Start with the Intro to EMS section, where you’ll find activities and resources to use at the start of the semester. In this particular section, there are eight subsections that cover topics like medical-legal and moving & lifting. The topics more or less follow the textbook. For each subsection, there are three types of resources:
1. Dynamic Learning Exercises
Looking for ready-made class activities? Say hello to our collection of Dynamic Learning Exercises. Almost all of them can be used during class time or as a homework assignment. All DLEs are available for free through the educator portal at EMTReview.com. Create a free instructor account then go to “Dynamic Exercises” in the left side navigation panel.
2. Audio Lectures Correlation
Based on the content in our EMT Review Audio Lecture Series, audio content is a great complement to classroom lessons. It’s also a convenient homework assignment – assign a single lecture for students to listen to on their own time. Have them return to class with an outline of what they learned, or a list of questions they’d like to discuss further. The EMT Review audio app is $34.99 for 30 episodes (discounts for purchases of 5+). We think it’s very worth it, but even if you don’t have the audios, the curriculum guide is certainly still useful.
3. Discussion Q&A and Other Resources
Use them for class discussion, post them to your class’s online message board, or use them as pop quizzes. Each section of the curriculum guide includes topical questions (with answers). But wait, there’s more! You’ll also find links to relevant articles, case studies, charts and videos, plus tips for how to use our EMT Review Plus app.

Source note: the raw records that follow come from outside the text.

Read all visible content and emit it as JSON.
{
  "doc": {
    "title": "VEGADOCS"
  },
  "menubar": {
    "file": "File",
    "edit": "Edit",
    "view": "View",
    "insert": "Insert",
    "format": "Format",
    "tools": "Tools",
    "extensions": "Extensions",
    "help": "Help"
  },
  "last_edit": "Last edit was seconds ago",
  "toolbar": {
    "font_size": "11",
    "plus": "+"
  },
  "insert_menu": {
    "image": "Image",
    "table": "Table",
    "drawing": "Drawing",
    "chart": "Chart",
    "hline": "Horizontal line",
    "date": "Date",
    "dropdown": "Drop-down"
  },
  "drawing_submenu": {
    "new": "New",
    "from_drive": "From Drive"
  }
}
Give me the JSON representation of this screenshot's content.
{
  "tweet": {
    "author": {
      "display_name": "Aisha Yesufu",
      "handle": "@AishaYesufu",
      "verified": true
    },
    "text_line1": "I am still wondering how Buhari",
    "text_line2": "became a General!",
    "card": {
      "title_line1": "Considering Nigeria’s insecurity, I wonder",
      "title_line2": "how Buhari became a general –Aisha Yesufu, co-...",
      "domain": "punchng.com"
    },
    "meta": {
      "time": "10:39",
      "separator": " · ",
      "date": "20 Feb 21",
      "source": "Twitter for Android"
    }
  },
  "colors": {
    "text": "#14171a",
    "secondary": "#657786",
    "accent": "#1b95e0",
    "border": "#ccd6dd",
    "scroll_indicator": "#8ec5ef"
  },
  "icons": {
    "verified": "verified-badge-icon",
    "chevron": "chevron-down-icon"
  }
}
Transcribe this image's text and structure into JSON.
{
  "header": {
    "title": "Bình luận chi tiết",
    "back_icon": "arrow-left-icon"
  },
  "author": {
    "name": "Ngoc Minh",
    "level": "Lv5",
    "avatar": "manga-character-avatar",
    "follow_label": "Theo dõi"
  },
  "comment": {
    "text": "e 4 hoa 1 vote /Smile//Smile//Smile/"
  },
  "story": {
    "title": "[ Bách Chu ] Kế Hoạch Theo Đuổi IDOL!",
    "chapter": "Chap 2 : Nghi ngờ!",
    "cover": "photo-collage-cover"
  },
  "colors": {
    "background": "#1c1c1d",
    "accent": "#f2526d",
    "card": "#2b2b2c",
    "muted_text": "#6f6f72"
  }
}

After Intro to EMS, you’ll move on to the other topics: Assessment, Pathophysiology, Airway, Assessment, Medical Emergencies, Trauma Emergencies, Special Populations, Operations and finally, NREMT Prep. Each topic has its own subsections (e.g., respiratory, cardiac, abdominal, psychiatric, etc. for Medical Emergencies).
Pick and choose the content you want, or use all of it. Use the guide ahead of time to plan your semester, or use it as a go-to on days where you have extra time or lack the energy. Any way you slice it, the curriculum guide is a valuable tool for any EMS educator.
“I can’t thank you enough for the dynamic learning exercises… Using these to engage the students has been outstanding… Using the DLE has made flipping the classroom a more natural process.”